Marginal utility theory did not make assumptions of what individuals valued or got the most utility out of. What these economists sought to investigate was how a person’s total utility related to their level of consumption of the product. Marginal utility theory agreed that a consumer would derive additional satisfaction from every additional unit of a product they consumed or enjoyed. The idea of marginal utility understood that the demand for a product in the market is not determined by the total utility of a single unit of the product. What it explored was the ideal threshold of utility that can be received from additional units of an individual product. In other words, although total utility increases with every extra unit of a product, its marginal utility works inversely by decreasing with additional consumption. Marginal utility theorists subscribe to the idea of the law of diminishing marginal utility, more commonly known as the law of diminishing returns.

Take a nice Sundae ice cream, for example. Say you enter a store with a sweet tooth ready to devour a massive Sundae. With the first Sundae ice cream, your glucose levels, your total utility, and your marginal utility will be high because you received a massive amount of value for your money. You could call it a day at this point, but you got so much utility from devouring this treat that you choose to order another Sundae. And another one. And then another one. With every Sundae, your total utility increases, but your marginal utility decreases. The reason for this is because you get less satisfaction after reaching a threshold, either because you lose your appetite from eating, your teeth starting paining from the sweetness, or you start feeling ill. The law of diminishing returns helps navigate economists and producers alike as to what the ideal threshold should be as it concerns marginal utility. It is important to determine the point in where marginal utility remains high as to maximize profits, while also determining at what point of consumption, it actually becomes a negative or has diminishing utility. The marginal utility theory believes in one creed: “Less is more.” Less consumption signifies higher satisfaction which, in turn, reflects higher marginal utility and a greater willingness to pay more to achieve this higher marginal utility. Thus, understanding the idea of marginal and diminishing utility is important when determining prices, when choosing what to sell, what to buy, and how to provide the greatest utility to consumers so they’re willing to spend more.

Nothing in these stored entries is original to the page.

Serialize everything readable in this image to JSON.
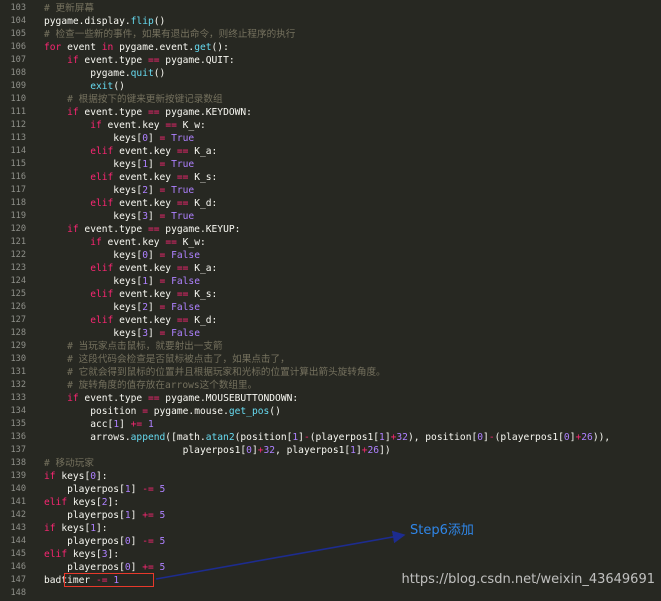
{
  "lines": [
    {
      "n": "103",
      "t": [
        [
          "com",
          "# 更新屏幕"
        ]
      ]
    },
    {
      "n": "104",
      "t": [
        [
          "",
          "pygame.display."
        ],
        [
          "fn",
          "flip"
        ],
        [
          "",
          "()"
        ]
      ]
    },
    {
      "n": "105",
      "t": [
        [
          "com",
          "# 检查一些新的事件，如果有退出命令，则终止程序的执行"
        ]
      ]
    },
    {
      "n": "106",
      "t": [
        [
          "kw",
          "for"
        ],
        [
          "",
          " event "
        ],
        [
          "kw",
          "in"
        ],
        [
          "",
          " pygame.event."
        ],
        [
          "fn",
          "get"
        ],
        [
          "",
          "():"
        ]
      ]
    },
    {
      "n": "107",
      "t": [
        [
          "kw",
          "    if"
        ],
        [
          "",
          " event.type "
        ],
        [
          "op",
          "=="
        ],
        [
          "",
          " pygame.QUIT:"
        ]
      ]
    },
    {
      "n": "108",
      "t": [
        [
          "",
          "        pygame."
        ],
        [
          "fn",
          "quit"
        ],
        [
          "",
          "()"
        ]
      ]
    },
    {
      "n": "109",
      "t": [
        [
          "",
          "        "
        ],
        [
          "fn",
          "exit"
        ],
        [
          "",
          "()"
        ]
      ]
    },
    {
      "n": "110",
      "t": [
        [
          "com",
          "    # 根据按下的键来更新按键记录数组"
        ]
      ]
    },
    {
      "n": "111",
      "t": [
        [
          "kw",
          "    if"
        ],
        [
          "",
          " event.type "
        ],
        [
          "op",
          "=="
        ],
        [
          "",
          " pygame.KEYDOWN:"
        ]
      ]
    },
    {
      "n": "112",
      "t": [
        [
          "kw",
          "        if"
        ],
        [
          "",
          " event.key "
        ],
        [
          "op",
          "=="
        ],
        [
          "",
          " K_w:"
        ]
      ]
    },
    {
      "n": "113",
      "t": [
        [
          "",
          "            keys["
        ],
        [
          "num",
          "0"
        ],
        [
          "",
          "] "
        ],
        [
          "op",
          "="
        ],
        [
          "num",
          " True"
        ]
      ]
    },
    {
      "n": "114",
      "t": [
        [
          "kw",
          "        elif"
        ],
        [
          "",
          " event.key "
        ],
        [
          "op",
          "=="
        ],
        [
          "",
          " K_a:"
        ]
      ]
    },
    {
      "n": "115",
      "t": [
        [
          "",
          "            keys["
        ],
        [
          "num",
          "1"
        ],
        [
          "",
          "] "
        ],
        [
          "op",
          "="
        ],
        [
          "num",
          " True"
        ]
      ]
    },
    {
      "n": "116",
      "t": [
        [
          "kw",
          "        elif"
        ],
        [
          "",
          " event.key "
        ],
        [
          "op",
          "=="
        ],
        [
          "",
          " K_s:"
        ]
      ]
    },
    {
      "n": "117",
      "t": [
        [
          "",
          "            keys["
        ],
        [
          "num",
          "2"
        ],
        [
          "",
          "] "
        ],
        [
          "op",
          "="
        ],
        [
          "num",
          " True"
        ]
      ]
    },
    {
      "n": "118",
      "t": [
        [
          "kw",
          "        elif"
        ],
        [
          "",
          " event.key "
        ],
        [
          "op",
          "=="
        ],
        [
          "",
          " K_d:"
        ]
      ]
    },
    {
      "n": "119",
      "t": [
        [
          "",
          "            keys["
        ],
        [
          "num",
          "3"
        ],
        [
          "",
          "] "
        ],
        [
          "op",
          "="
        ],
        [
          "num",
          " True"
        ]
      ]
    },
    {
      "n": "120",
      "t": [
        [
          "kw",
          "    if"
        ],
        [
          "",
          " event.type "
        ],
        [
          "op",
          "=="
        ],
        [
          "",
          " pygame.KEYUP:"
        ]
      ]
    },
    {
      "n": "121",
      "t": [
        [
          "kw",
          "        if"
        ],
        [
          "",
          " event.key "
        ],
        [
          "op",
          "=="
        ],
        [
          "",
          " K_w:"
        ]
      ]
    },
    {
      "n": "122",
      "t": [
        [
          "",
          "            keys["
        ],
        [
          "num",
          "0"
        ],
        [
          "",
          "] "
        ],
        [
          "op",
          "="
        ],
        [
          "num",
          " False"
        ]
      ]
    },
    {
      "n": "123",
      "t": [
        [
          "kw",
          "        elif"
        ],
        [
          "",
          " event.key "
        ],
        [
          "op",
          "=="
        ],
        [
          "",
          " K_a:"
        ]
      ]
    },
    {
      "n": "124",
      "t": [
        [
          "",
          "            keys["
        ],
        [
          "num",
          "1"
        ],
        [
          "",
          "] "
        ],
        [
          "op",
          "="
        ],
        [
          "num",
          " False"
        ]
      ]
    },
    {
      "n": "125",
      "t": [
        [
          "kw",
          "        elif"
        ],
        [
          "",
          " event.key "
        ],
        [
          "op",
          "=="
        ],
        [
          "",
          " K_s:"
        ]
      ]
    },
    {
      "n": "126",
      "t": [
        [
          "",
          "            keys["
        ],
        [
          "num",
          "2"
        ],
        [
          "",
          "] "
        ],
        [
          "op",
          "="
        ],
        [
          "num",
          " False"
        ]
      ]
    },
    {
      "n": "127",
      "t": [
        [
          "kw",
          "        elif"
        ],
        [
          "",
          " event.key "
        ],
        [
          "op",
          "=="
        ],
        [
          "",
          " K_d:"
        ]
      ]
    },
    {
      "n": "128",
      "t": [
        [
          "",
          "            keys["
        ],
        [
          "num",
          "3"
        ],
        [
          "",
          "] "
        ],
        [
          "op",
          "="
        ],
        [
          "num",
          " False"
        ]
      ]
    },
    {
      "n": "129",
      "t": [
        [
          "com",
          "    # 当玩家点击鼠标，就要射出一支箭"
        ]
      ]
    },
    {
      "n": "130",
      "t": [
        [
          "com",
          "    # 这段代码会检查是否鼠标被点击了，如果点击了，"
        ]
      ]
    },
    {
      "n": "131",
      "t": [
        [
          "com",
          "    # 它就会得到鼠标的位置并且根据玩家和光标的位置计算出箭头旋转角度。"
        ]
      ]
    },
    {
      "n": "132",
      "t": [
        [
          "com",
          "    # 旋转角度的值存放在arrows这个数组里。"
        ]
      ]
    },
    {
      "n": "133",
      "t": [
        [
          "kw",
          "    if"
        ],
        [
          "",
          " event.type "
        ],
        [
          "op",
          "=="
        ],
        [
          "",
          " pygame.MOUSEBUTTONDOWN:"
        ]
      ]
    },
    {
      "n": "134",
      "t": [
        [
          "",
          "        position "
        ],
        [
          "op",
          "="
        ],
        [
          "",
          " pygame.mouse."
        ],
        [
          "fn",
          "get_pos"
        ],
        [
          "",
          "()"
        ]
      ]
    },
    {
      "n": "135",
      "t": [
        [
          "",
          "        acc["
        ],
        [
          "num",
          "1"
        ],
        [
          "",
          "] "
        ],
        [
          "op",
          "+="
        ],
        [
          "num",
          " 1"
        ]
      ]
    },
    {
      "n": "136",
      "t": [
        [
          "",
          "        arrows."
        ],
        [
          "fn",
          "append"
        ],
        [
          "",
          "([math."
        ],
        [
          "fn",
          "atan2"
        ],
        [
          "",
          "(position["
        ],
        [
          "num",
          "1"
        ],
        [
          "",
          "]"
        ],
        [
          "op",
          "-"
        ],
        [
          "",
          "(playerpos1["
        ],
        [
          "num",
          "1"
        ],
        [
          "",
          "]"
        ],
        [
          "op",
          "+"
        ],
        [
          "num",
          "32"
        ],
        [
          "",
          "), position["
        ],
        [
          "num",
          "0"
        ],
        [
          "",
          "]"
        ],
        [
          "op",
          "-"
        ],
        [
          "",
          "(playerpos1["
        ],
        [
          "num",
          "0"
        ],
        [
          "",
          "]"
        ],
        [
          "op",
          "+"
        ],
        [
          "num",
          "26"
        ],
        [
          "",
          ")),"
        ]
      ]
    },
    {
      "n": "137",
      "t": [
        [
          "",
          "                        playerpos1["
        ],
        [
          "num",
          "0"
        ],
        [
          "",
          "]"
        ],
        [
          "op",
          "+"
        ],
        [
          "num",
          "32"
        ],
        [
          "",
          ", playerpos1["
        ],
        [
          "num",
          "1"
        ],
        [
          "",
          "]"
        ],
        [
          "op",
          "+"
        ],
        [
          "num",
          "26"
        ],
        [
          "",
          "])"
        ]
      ]
    },
    {
      "n": "138",
      "t": [
        [
          "com",
          "# 移动玩家"
        ]
      ]
    },
    {
      "n": "139",
      "t": [
        [
          "kw",
          "if"
        ],
        [
          "",
          " keys["
        ],
        [
          "num",
          "0"
        ],
        [
          "",
          "]:"
        ]
      ]
    },
    {
      "n": "140",
      "t": [
        [
          "",
          "    playerpos["
        ],
        [
          "num",
          "1"
        ],
        [
          "",
          "] "
        ],
        [
          "op",
          "-="
        ],
        [
          "num",
          " 5"
        ]
      ]
    },
    {
      "n": "141",
      "t": [
        [
          "kw",
          "elif"
        ],
        [
          "",
          " keys["
        ],
        [
          "num",
          "2"
        ],
        [
          "",
          "]:"
        ]
      ]
    },
    {
      "n": "142",
      "t": [
        [
          "",
          "    playerpos["
        ],
        [
          "num",
          "1"
        ],
        [
          "",
          "] "
        ],
        [
          "op",
          "+="
        ],
        [
          "num",
          " 5"
        ]
      ]
    },
    {
      "n": "143",
      "t": [
        [
          "kw",
          "if"
        ],
        [
          "",
          " keys["
        ],
        [
          "num",
          "1"
        ],
        [
          "",
          "]:"
        ]
      ]
    },
    {
      "n": "144",
      "t": [
        [
          "",
          "    playerpos["
        ],
        [
          "num",
          "0"
        ],
        [
          "",
          "] "
        ],
        [
          "op",
          "-="
        ],
        [
          "num",
          " 5"
        ]
      ]
    },
    {
      "n": "145",
      "t": [
        [
          "kw",
          "elif"
        ],
        [
          "",
          " keys["
        ],
        [
          "num",
          "3"
        ],
        [
          "",
          "]:"
        ]
      ]
    },
    {
      "n": "146",
      "t": [
        [
          "",
          "    playerpos["
        ],
        [
          "num",
          "0"
        ],
        [
          "",
          "] "
        ],
        [
          "op",
          "+="
        ],
        [
          "num",
          " 5"
        ]
      ]
    },
    {
      "n": "147",
      "t": [
        [
          "",
          "badtimer "
        ],
        [
          "op",
          "-="
        ],
        [
          "num",
          " 1"
        ]
      ]
    },
    {
      "n": "148",
      "t": []
    }
  ],
  "annotation": {
    "step_label": "Step6添加",
    "arrow_color": "#1d2c8f",
    "box_color": "#e8392b"
  },
  "watermark": "https://blog.csdn.net/weixin_43649691",
  "colors": {
    "background": "#272822",
    "keyword": "#f92672",
    "function": "#66d9ef",
    "number": "#ae81ff",
    "comment": "#75715e",
    "text": "#f8f8f2"
  }
}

In this way, neoclassical economics was the perfect complement to the idea of marginal utility. The role of marginal utility in neoclassical economics was rooted in the belief that individuals determined the value or utility of a product based on their consumption. Neoclassical economics stressed individualism in the market place: neoclassical economists such as William Stanley Jevons believed that the economy functioned because individuals were self-interested. A successful economy required more options for people to satisfy this self-interest. Neoclassical economists assumed that individual were ‘rational’ insofar that they sought to maximize utility or profit in their daily life while avoiding anything that may compromise maximum utility. Marginal utility plays an important role for neoclassical economists in understanding supply and demand pricing, as well as behavior by consumers. Prices lower with increased demand because of diminished utility with each additional unit limits sellers pricing options. Marginal utility influences the limits of customer’s decisions to allocate their money and in what bulk. Because of this rational understanding of individuals in the market, marginal utility and neoclassical economics are inextricably intertwined.